Observational study based on modified Delphi technique.

SETTING

Valencia Community, Spain.

PARTICIPANTS

One hundred and ninety six professionals from Valencia Community were selected (103 PH centre administrators, 43 hospital and PC medical directors, and 50 heads of internal medicine or emergency services).

RESULTS

One hundred and ninety six questionnaires were sent out, with a response rate of 38%. In PHC problems remained the same, but the following got worse: "lack of motivation" (+1.34), "lack of overall vision of patients" (+1.10), and "overuse of medical services" (+1.06). The existence of non-integrated out-patient specialists got better (-1.32). In hospitals, "lack of overall vision of patients" got worse (+0.51), but in general problems got better, especially in "lack of communication and dialogue" (-1.14). PC increased its demand for "a single computerized clinical record" (+1.50), drawing up of common protocols (+0.86), and periodic rotations of PC doctors through hospitals (+0.85), but bureaucratic referrals to PC (-0.60) and the need for specialists in PC as consultants (-0.36) diminished.

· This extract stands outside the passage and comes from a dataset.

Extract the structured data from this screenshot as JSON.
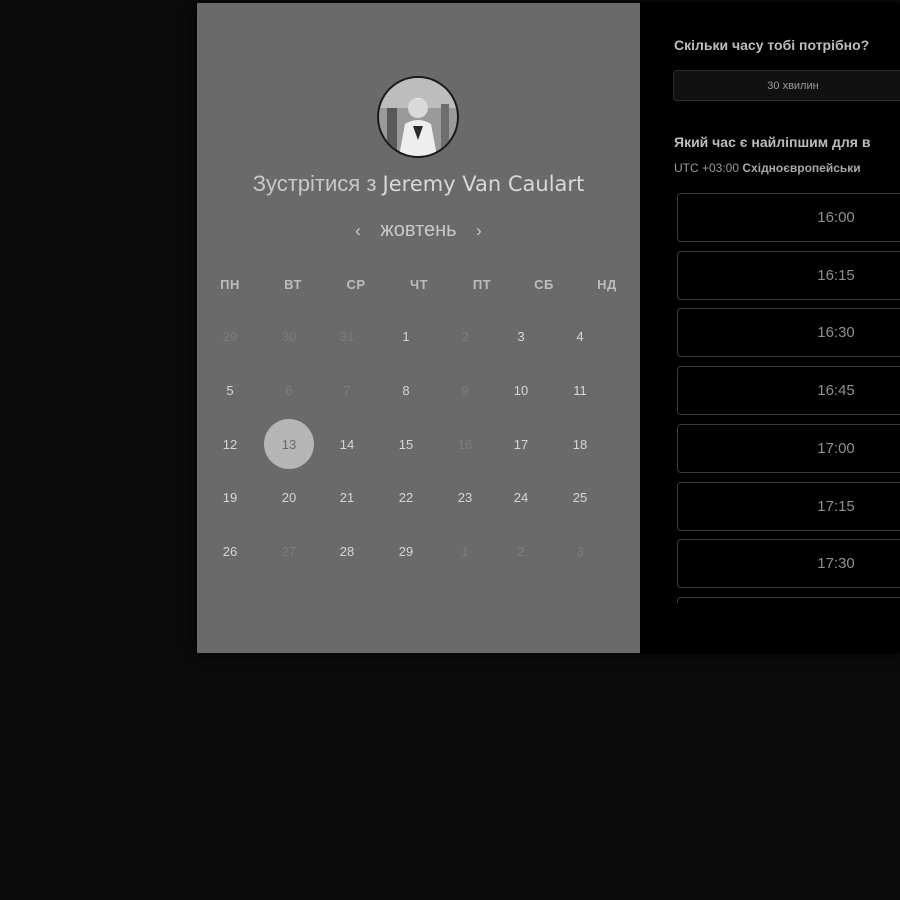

In hospitals all solutions showed lower scores, particularly access of PC doctors to monitoring of admitted patients (-2.44) and PC doctors doing hospital cover (-2.30).

CONCLUSIONS

Problems and solutions from PHC and hospitals remain the same, but there is a trend to the worse in PHC, whereas in hospitals the trend is more positive.

摘要

目的

评估在卫生改革的两个不同阶段(1992年改革启动时和巩固阶段后(2001年)),初级卫生保健(PHC)与二级保健(医院)之间跨专业关系的趋势。

设计

基于改良德尔菲技术的观察性研究。

地点

西班牙巴伦西亚自治区。

参与者

选取了来自巴伦西亚自治区的196名专业人员(103名初级卫生保健中心管理人员、43名医院和初级卫生保健医疗主任以及50名内科或急诊科负责人)。

结果

共发出196份问卷,回复率为38%。在初级卫生保健方面,问题保持不变,但以下问题有所恶化:“缺乏动力”(+1.34)、“对患者缺乏整体认知”(+1.10)以及“医疗服务过度使用”(+1.06)。非整合型门诊专科医生的情况有所改善(-1.32)。在医院,“对患者缺乏整体认知”问题恶化(+0.51),但总体问题有所改善,尤其是“缺乏沟通与对话”方面(-1.14)。初级卫生保健增加了对“单一计算机化临床记录”(+1.50)、制定共同方案(+0.86)以及初级卫生保健医生定期到医院轮转(+0.85)的需求,但转介到初级卫生保健的官僚程序(-0.60)以及将初级卫生保健专科医生作为顾问的需求(-0.36)减少。在医院,所有解决办法的得分都较低,尤其是初级卫生保健医生对住院患者的监测权限(-2.44)以及初级卫生保健医生进行医院值班(-2.30)。

结论

初级卫生保健和医院的问题及解决办法保持不变,但初级卫生保健有恶化趋势,而医院的趋势更为积极。